Thursday, October 14, 2010
Reflections on the Me I Used to Be
The date stamped on the photo is January 1969, but the summer setting tells us it's 1968. This is the most perfect snapshot of my childhood I have ever seen.
In the photo are my brother, my mom and me. Dad is the one behind the camera. In the background is our 1961 Ford Fairlane and the house we rented at Lake Tapps in Washington State. Mom is wearing one of her favorite sleeveless dresses and I'm in Sunday clothes, so we're either going to or have just come back from church. You can see my shiny black shoes that, if I struck my heels down hard enough, went "click-clack" on linoleum floors like the grownup ladies' shoes. The only thing missing is my dad's old dog, Suzy, who's probably in the house.
My brother looks like he's ready for a nap. I look like I want to get in my play clothes so I can go skin my other knee. He's three and I am six.
In those days, the scattered houses around Lake Tapps were mainly summer homes, though there were a few year-round residents like us. Our place wasn't really built for winters, evidenced by the "poink-poink" of water dripping into mom's Revere Ware pans during heavy rains. The couch in the living room faced those big windows, and when storms boomed and lashed outside, mom would sit with my brother and I snuggled safe to each side.
Behind the house are the woods where I played and my imagination took wings. Mom and dad used to bring us on guided nature walks in the national parks and forests, and I took those lessons to heart. In these woods, I spent hours foraging for things to eat. Blackberries, salal berries, Oregon grapes, wild huckleberries, thimble berries and also wild hazelnuts. Mom would wonder why I came in for dinner and had little appetite. I collected rocks and sticks and snail shells, and kept chunks of moss on styrofoam meat trays, because the moss looked like little green lawns in a miniature world. I still recall the spice of fallen leaves and the warm, herbal fragrance of bracken ferns.
In the summers, we'd pile into that Ford Fairlane (licence plate OSC 712) and the back seat was as big as a ball field. My brother and I would jostle and elbow, amuse ourselves with books and games, and play "slug-bug" on the long drives to see Grandma and Grandpa, or to visit some train depot my model-railroading dad wanted to see. Mom packed picnic lunches of cold chicken, pressed ham sandwiches, jello salad and apples.
1968 was a period of tumult, but I knew nothing of the times, of the Tet Offensive, the Chicago riots or the assassinations of Robert Kennedy and Martin Luther King. Still, I think kids sense a world in upheaval. My dad had left the Methodist ministry a year before, moving us out of the little Victorian parsonage in Orting (the one with the slippery oak banister on the stairs) to this house. Dad struggled to find work, for a time selling Fuller Brush products door-to-door. I loved his sample case, with its exotic soapy scents and gizmos for grooming the well-dressed man.

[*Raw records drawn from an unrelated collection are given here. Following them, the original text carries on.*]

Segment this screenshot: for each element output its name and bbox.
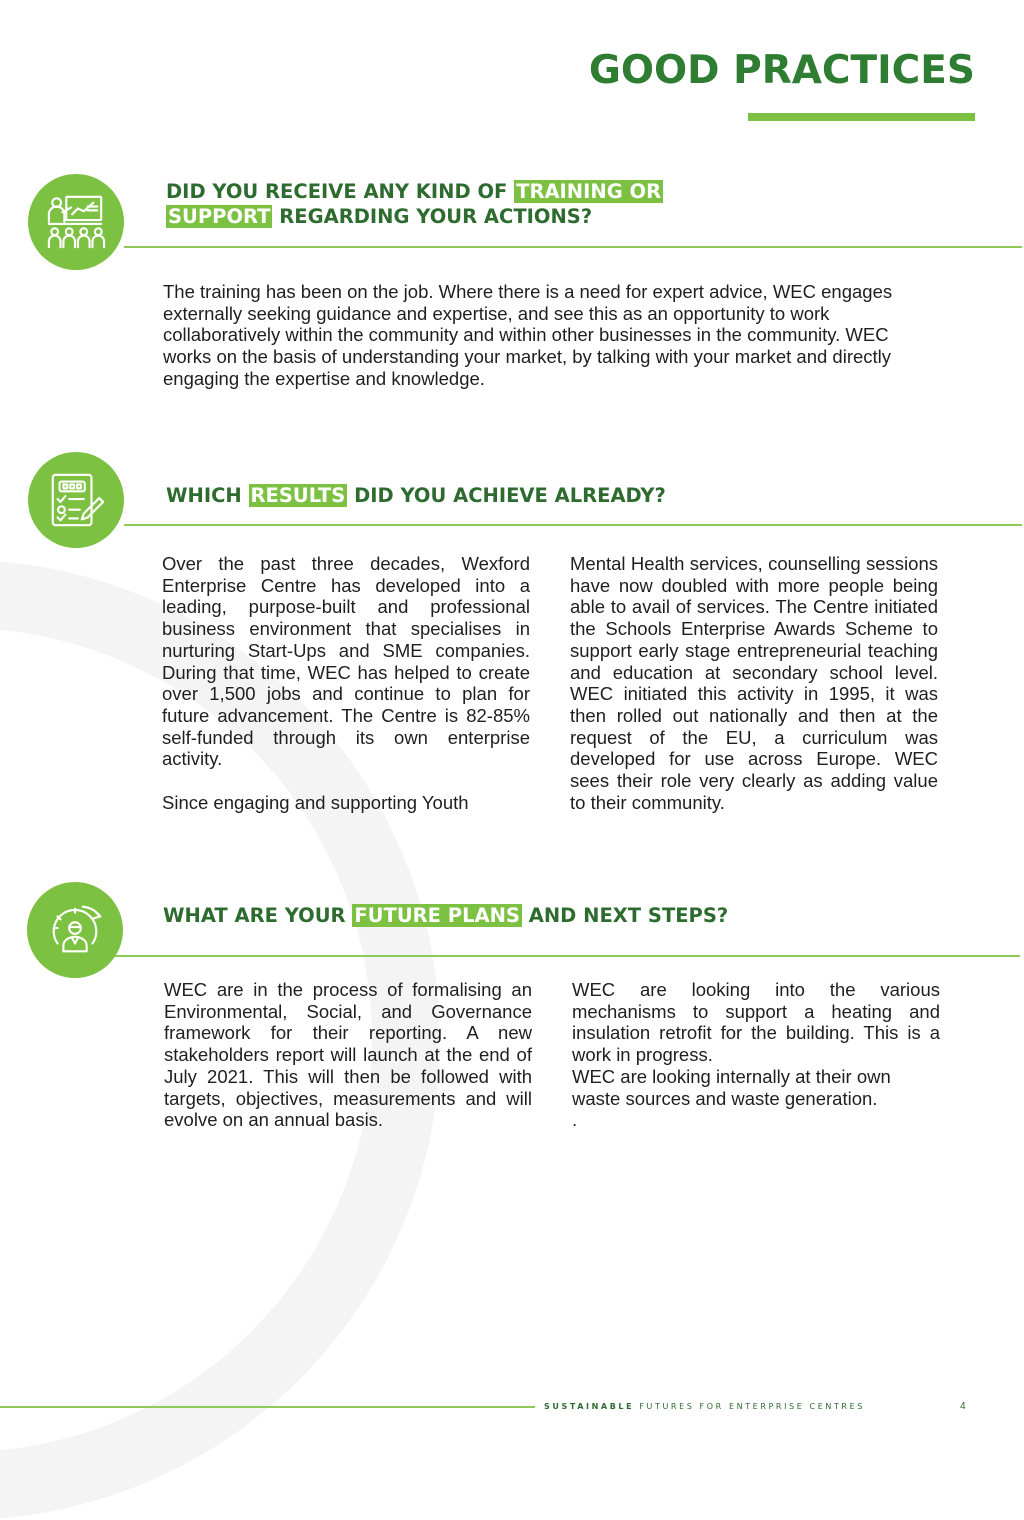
results-paragraph: Since engaging and supporting Youth bbox=[162, 791, 469, 813]
section-divider bbox=[124, 246, 1022, 248]
section-divider bbox=[124, 524, 1022, 526]
heading-highlight: SUPPORT bbox=[168, 205, 271, 228]
checklist-document-icon bbox=[28, 452, 124, 548]
heading-text: WHICH bbox=[166, 484, 249, 507]
plans-column-left bbox=[164, 979, 532, 1131]
section-heading-training bbox=[166, 179, 663, 229]
section-heading-future-plans bbox=[163, 903, 728, 928]
presentation-teamwork-icon bbox=[28, 174, 124, 270]
plans-paragraph: WEC are looking internally at their own waste sources and waste generation. bbox=[572, 1065, 891, 1109]
results-paragraph: Over the past three decades, Wexford Enterprise Centre has developed into a leading, purpose-built and professional business environment that specialises in nurturing Start-Ups and SME companies. During that time, WEC has helped to create over 1,500 jobs and continue to plan for future advancement. The Centre is 82-85% self-funded through its own enterprise activity. bbox=[162, 553, 530, 770]
results-paragraph: Mental Health services, counselling sessions have now doubled with more people being able to avail of services. The Centre initiated the Schools Enterprise Awards Scheme to support early stage entrepreneurial teaching and education at secondary school level. WEC initiated this activity in 1995, it was then rolled out nationally and then at the request of the EU, a curriculum was developed for use across Europe. WEC sees their role very clearly as adding value to their community. bbox=[570, 553, 938, 813]
section-heading-results bbox=[166, 483, 666, 508]
plans-paragraph: WEC are in the process of formalising an Environmental, Social, and Governance framework for their reporting. A new stakeholders report will launch at the end of July 2021. This will then be followed with targets, objectives, measurements and will evolve on an annual basis. bbox=[164, 979, 532, 1131]
footer-project-name bbox=[544, 1402, 865, 1411]
heading-text: REGARDING YOUR ACTIONS? bbox=[272, 205, 593, 228]
heading-text: AND NEXT STEPS? bbox=[521, 904, 729, 927]
heading-text: DID YOU RECEIVE ANY KIND OF bbox=[166, 180, 515, 203]
results-column-left bbox=[162, 553, 530, 813]
training-body-text: The training has been on the job. Where there is a need for expert advice, WEC engages externally seeking guidance and expertise, and see this as an opportunity to work collaboratively within the community and within other businesses in the community. WEC works on the basis of understanding your market, by talking with your market and directly engaging the expertise and knowledge. bbox=[163, 281, 893, 389]
heading-highlight: TRAINING OR bbox=[516, 180, 662, 203]
title-underline bbox=[748, 113, 975, 121]
plans-paragraph: . bbox=[572, 1109, 578, 1131]
results-column-right bbox=[570, 553, 938, 813]
page-number: 4 bbox=[960, 1401, 966, 1412]
footer-rule bbox=[0, 1406, 535, 1408]
footer-rest: FUTURES FOR ENTERPRISE CENTRES bbox=[639, 1402, 865, 1411]
heading-text: WHAT ARE YOUR bbox=[163, 904, 353, 927]
section-divider bbox=[115, 955, 1020, 957]
plans-column-right bbox=[572, 979, 940, 1131]
plans-paragraph: WEC are looking into the various mechanisms to support a heating and insulation retrofit for the building. This is a work in progress. bbox=[572, 979, 940, 1066]
heading-text: DID YOU ACHIEVE ALREADY? bbox=[347, 484, 666, 507]
heading-highlight: FUTURE PLANS bbox=[354, 904, 520, 927]
person-progress-gauge-icon bbox=[27, 882, 123, 978]
page-title: GOOD PRACTICES bbox=[588, 48, 975, 93]
footer-bold-word: SUSTAINABLE bbox=[544, 1402, 635, 1411]
heading-highlight: RESULTS bbox=[250, 484, 346, 507]
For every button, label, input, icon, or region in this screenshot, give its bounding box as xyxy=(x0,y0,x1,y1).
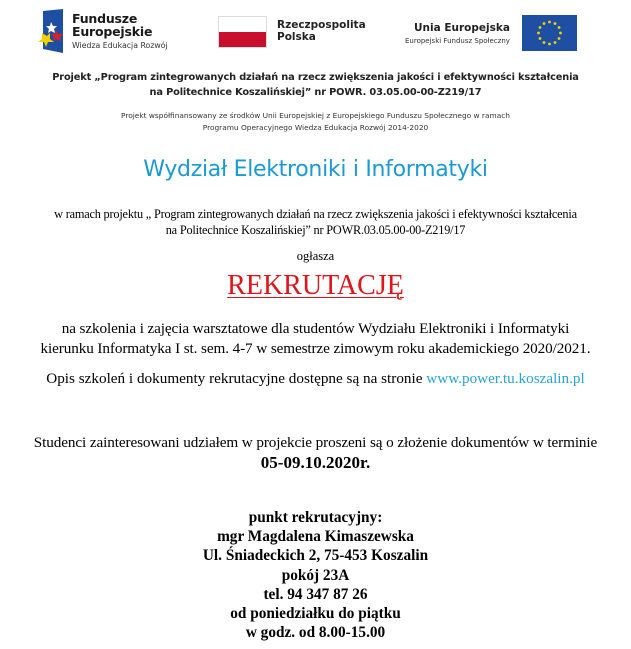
eu-star xyxy=(554,22,557,25)
documents-text: Opis szkoleń i dokumenty rekrutacyjne dostępne są na stronie xyxy=(46,370,427,387)
eu-star xyxy=(559,32,562,35)
documents-info xyxy=(0,370,631,388)
rzeczpospolita-line1: Rzeczpospolita xyxy=(277,19,366,32)
fundusze-title-line2: Europejskie xyxy=(72,24,153,40)
description-line2: kierunku Informatyka I st. sem. 4-7 w semestrze zimowym roku akademickiego 2020/2021. xyxy=(40,340,591,357)
contact-phone: tel. 94 347 87 26 xyxy=(263,585,368,603)
intro-line2: na Politechnice Koszalińskiej” nr POWR.03.05.00-00-Z219/17 xyxy=(165,223,466,237)
fundusze-title-line1: Fundusze xyxy=(72,11,138,27)
unia-title: Unia Europejska xyxy=(414,21,510,34)
contact-room: pokój 23A xyxy=(281,566,350,584)
eu-star xyxy=(543,41,546,44)
project-intro xyxy=(0,206,631,238)
recruitment-headline: REKRUTACJĘ xyxy=(227,270,404,301)
contact-person: mgr Magdalena Kimaszewska xyxy=(217,528,414,546)
cofinance-line1: Projekt współfinansowany ze środków Unii Europejskiej z Europejskiego Funduszu Społecznego w ramach xyxy=(121,111,510,120)
project-logo-banner xyxy=(0,0,631,143)
fundusze-europejskie-logo-icon xyxy=(38,9,64,53)
contact-days: od poniedziałku do piątku xyxy=(230,605,401,623)
cofinance-line2: Programu Operacyjnego Wiedza Edukacja Rozwój 2014-2020 xyxy=(202,123,429,132)
recruitment-description xyxy=(0,319,631,359)
eu-star xyxy=(539,37,542,40)
contact-hours: w godz. od 8.00-15.00 xyxy=(245,624,386,642)
project-title xyxy=(0,70,631,100)
recruitment-contact xyxy=(0,508,631,642)
faculty-title: Wydział Elektroniki i Informatyki xyxy=(143,157,488,182)
eu-star xyxy=(537,32,540,35)
intro-line1: w ramach projektu „ Program zintegrowanych działań na rzecz zwiększenia jakości i efektywności kształcenia xyxy=(54,207,577,221)
fundusze-subtitle: Wiedza Edukacja Rozwój xyxy=(72,40,168,50)
project-website-link[interactable]: www.power.tu.koszalin.pl xyxy=(426,370,585,387)
eu-flag-icon xyxy=(522,15,577,51)
rzeczpospolita-polska-logo xyxy=(218,16,366,48)
announces-text: ogłasza xyxy=(296,249,335,263)
polish-flag-icon xyxy=(218,16,267,48)
eu-star xyxy=(548,43,551,46)
submission-deadline: 05-09.10.2020r. xyxy=(260,453,371,472)
eu-star xyxy=(558,37,561,40)
fundusze-europejskie-logo xyxy=(38,8,168,54)
project-title-line1: Projekt „Program zintegrowanych działań na rzecz zwiększenia jakości i efektywności kształcenia xyxy=(52,72,579,83)
eu-star xyxy=(543,22,546,25)
description-line1: na szkolenia i zajęcia warsztatowe dla studentów Wydziału Elektroniki i Informatyki xyxy=(61,320,570,337)
rzeczpospolita-line2: Polska xyxy=(277,31,316,43)
contact-label: punkt rekrutacyjny: xyxy=(248,509,383,526)
contact-address: Ul. Śniadeckich 2, 75-453 Koszalin xyxy=(202,547,429,565)
submission-invite: Studenci zainteresowani udziałem w projekcie proszeni są o złożenie dokumentów w terminie xyxy=(33,434,598,451)
cofinance-note xyxy=(0,110,631,134)
eu-star xyxy=(558,26,561,29)
unia-subtitle: Europejski Fundusz Społeczny xyxy=(405,36,510,45)
project-title-line2: na Politechnice Koszalińskiej” nr POWR. 03.05.00-00-Z219/17 xyxy=(149,87,482,98)
unia-europejska-logo xyxy=(405,15,577,51)
eu-star xyxy=(548,21,551,24)
eu-star xyxy=(554,41,557,44)
eu-star xyxy=(539,26,542,29)
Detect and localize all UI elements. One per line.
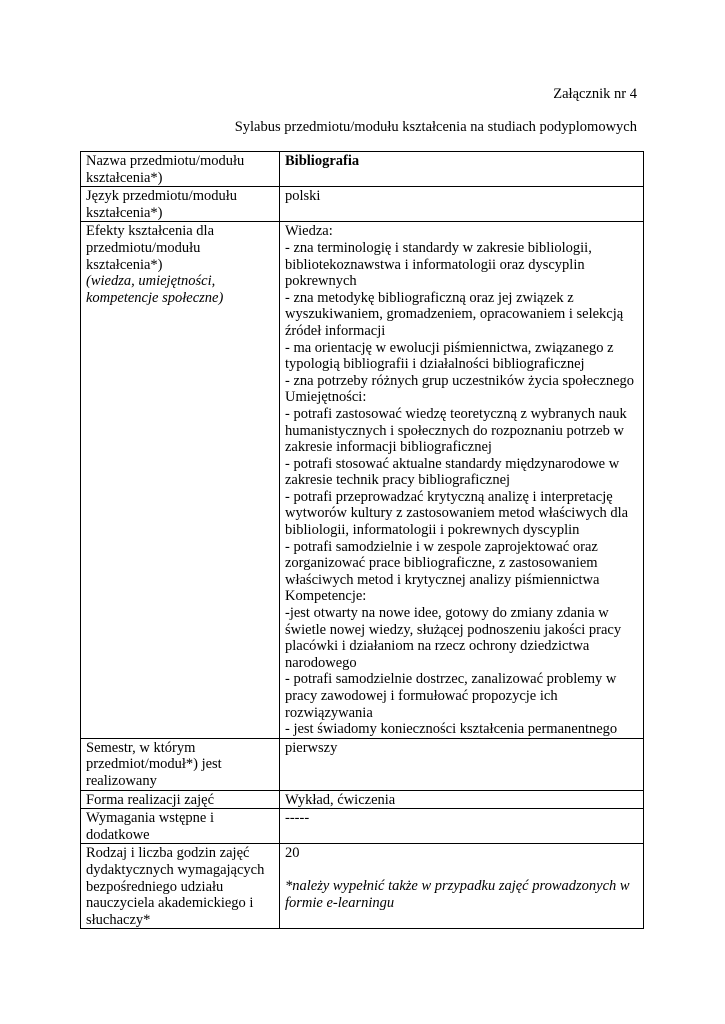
requirements-label: Wymagania wstępne i dodatkowe (81, 809, 280, 844)
outcome-line: Wiedza: (285, 223, 333, 240)
hours-value: 20 (285, 845, 300, 862)
outcome-line: - potrafi samodzielnie dostrzec, zanalizować problemy w (285, 671, 617, 688)
row-outcomes (81, 222, 644, 738)
hours-label: Rodzaj i liczba godzin zajęć dydaktycznych wymagających bezpośredniego udziału nauczyciela akademickiego i słuchaczy* (81, 844, 280, 929)
row-hours (81, 844, 644, 929)
outcome-line: - jest świadomy konieczności kształcenia permanentnego (285, 721, 618, 738)
outcome-line: źródeł informacji (285, 322, 386, 339)
outcome-line: pracy zawodowej i formułować propozycje ich (285, 688, 558, 704)
outcome-line: placówki i działaniom na rzecz ochrony dziedzictwa (285, 638, 590, 655)
outcome-line: rozwiązywania (285, 704, 373, 721)
outcome-line: bibliologii, informatologii i pokrewnych dyscyplin (285, 522, 580, 539)
semester-label: Semestr, w którym przedmiot/moduł*) jest realizowany (81, 738, 280, 790)
semester-value: pierwszy (280, 738, 644, 790)
outcome-line: - potrafi przeprowadzać krytyczną analizę i interpretację (285, 488, 613, 505)
name-value: Bibliografia (280, 152, 644, 187)
outcome-line: - potrafi zastosować wiedzę teoretyczną z wybranych nauk (285, 405, 627, 422)
row-requirements (81, 809, 644, 844)
outcome-line: wyszukiwaniem, gromadzeniem, opracowaniem i selekcją (285, 306, 624, 323)
language-value: polski (280, 187, 644, 222)
form-value: Wykład, ćwiczenia (280, 790, 644, 809)
outcome-line: typologią bibliografii i działalności bibliograficznej (285, 356, 585, 373)
annex-number: Załącznik nr 4 (553, 86, 637, 102)
outcome-line: -jest otwarty na nowe idee, gotowy do zmiany zdania w (285, 605, 609, 622)
outcome-line: właściwych metod i krytycznej analizy piśmiennictwa (285, 571, 600, 588)
outcome-line: - zna terminologię i standardy w zakresie bibliologii, (285, 239, 592, 256)
outcome-line: humanistycznych i społecznych do rozpoznaniu potrzeb w (285, 422, 625, 439)
row-form (81, 790, 644, 809)
outcomes-label: Efekty kształcenia dla przedmiotu/modułu kształcenia*) (86, 223, 215, 273)
outcome-line: wytworów kultury z zastosowaniem metod właściwych dla (285, 505, 629, 522)
outcome-line: zorganizować prace bibliograficzne, z zastosowaniem (285, 555, 598, 572)
outcome-line: Kompetencje: (285, 588, 367, 605)
outcome-line: - zna metodykę bibliograficzną oraz jej związek z (285, 289, 574, 306)
row-semester (81, 738, 644, 790)
outcome-line: - ma orientację w ewolucji piśmiennictwa, związanego z (285, 339, 614, 356)
hours-value-cell (280, 844, 644, 929)
outcome-line: narodowego (285, 654, 357, 671)
outcomes-value-cell (280, 222, 644, 738)
row-language (81, 187, 644, 222)
hours-note: *należy wypełnić także w przypadku zajęć prowadzonych w formie e-learningu (285, 877, 630, 911)
outcome-line: Umiejętności: (285, 389, 367, 406)
outcome-line: - potrafi stosować aktualne standardy międzynarodowe w (285, 455, 620, 472)
outcome-line: - zna potrzeby różnych grup uczestników życia społecznego (285, 372, 635, 389)
form-label: Forma realizacji zajęć (81, 790, 280, 809)
hours-spacer (285, 862, 638, 878)
outcome-line: zakresie informacji bibliograficznej (285, 439, 492, 456)
requirements-value: ----- (280, 809, 644, 844)
outcome-line: świetle nowej wiedzy, służącej podnoszeniu jakości pracy (285, 621, 622, 638)
outcome-line: zakresie technik pracy bibliograficznej (285, 472, 511, 489)
language-label: Język przedmiotu/modułu kształcenia*) (81, 187, 280, 222)
outcomes-label-cell (81, 222, 280, 738)
outcomes-label-note: (wiedza, umiejętności, kompetencje społeczne) (86, 273, 224, 306)
name-label: Nazwa przedmiotu/modułu kształcenia*) (81, 152, 280, 187)
outcome-line: bibliotekoznawstwa i informatologii oraz dyscyplin (285, 256, 585, 273)
outcome-line: - potrafi samodzielnie i w zespole zaprojektować oraz (285, 538, 598, 555)
syllabus-table (80, 151, 644, 929)
row-name (81, 152, 644, 187)
document-subtitle: Sylabus przedmiotu/modułu kształcenia na studiach podyplomowych (234, 119, 637, 135)
outcome-line: pokrewnych (285, 273, 357, 290)
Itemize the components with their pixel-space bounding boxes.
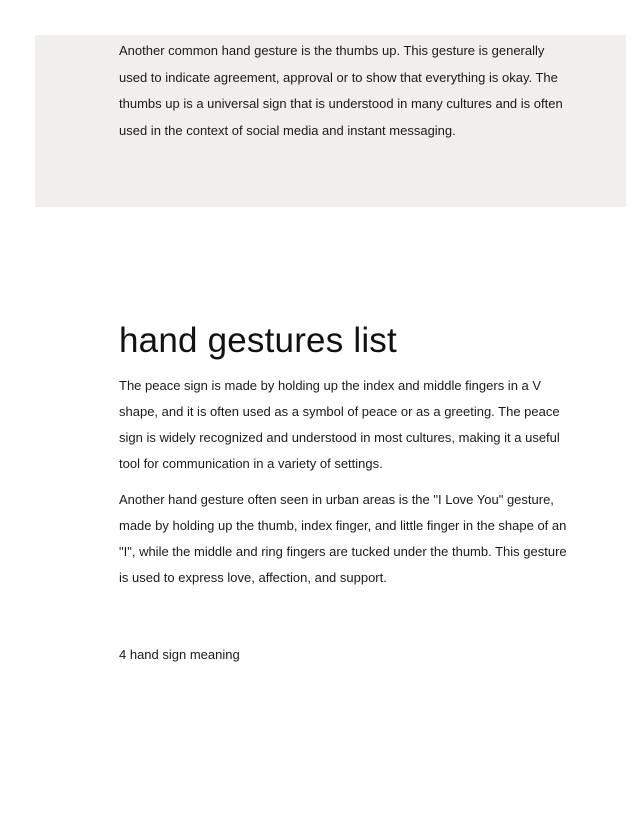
- content-section: [119, 318, 579, 591]
- paragraph-i-love-you: Another hand gesture often seen in urban areas is the "I Love You" gesture, made by holding up the thumb, index finger, and little finger in the shape of an "I", while the middle and ring fingers are tucked under the thumb. This gesture is used to express love, affection, and support.: [119, 492, 567, 585]
- paragraph-peace-sign: The peace sign is made by holding up the index and middle fingers in a V shape, and it is often used as a symbol of peace or as a greeting. The peace sign is widely recognized and understood in most cultures, making it a useful tool for communication in a variety of settings.: [119, 378, 560, 471]
- section-heading: hand gestures list: [119, 321, 397, 360]
- callout-box: [35, 35, 626, 207]
- footer-label: 4 hand sign meaning: [119, 647, 240, 662]
- callout-paragraph: Another common hand gesture is the thumbs up. This gesture is generally used to indicate agreement, approval or to show that everything is okay. The thumbs up is a universal sign that is understood in many cultures and is often used in the context of social media and instant messaging.: [119, 43, 563, 138]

Here I also remember my mom and dad first arguing over money worries. Then old Suzy dog became ill and dad took her down to the vet. He returned home later that day, alone. Mom and I were shattered. I don't think she ever forgave dad for that. Some while after Suzy died, I acquired two imaginary dogs, redbone hounds whose names I forget. (Whether I precociously read "Where the Red Fern Grows" at age seven, I can't recall. Maybe dad read it to me.)
We were only in this house two or three years, but somehow living here left an indelible mark in me. For years after we left, I had nightmares of returning to find my woods cut down, replaced by modern houses. Of course those dreams have decades since come true. Today, my brother is a deeply troubled soul, estranged and divorced from us. Mom and dad are in assisted living and dad will be 90, soon. I am for all purposes an only child.
To find this photo in storage almost 42 years later has been bittersweet and a little disconcerting. I hold in my hands a near-perfect window back in time. I'm happy where I stand today. Life is good. But I can't help the pang of melancholy this image brings. Where, indeed, do the days go? It is well we cannot look into the face of a child and see where the storms of life may blow them.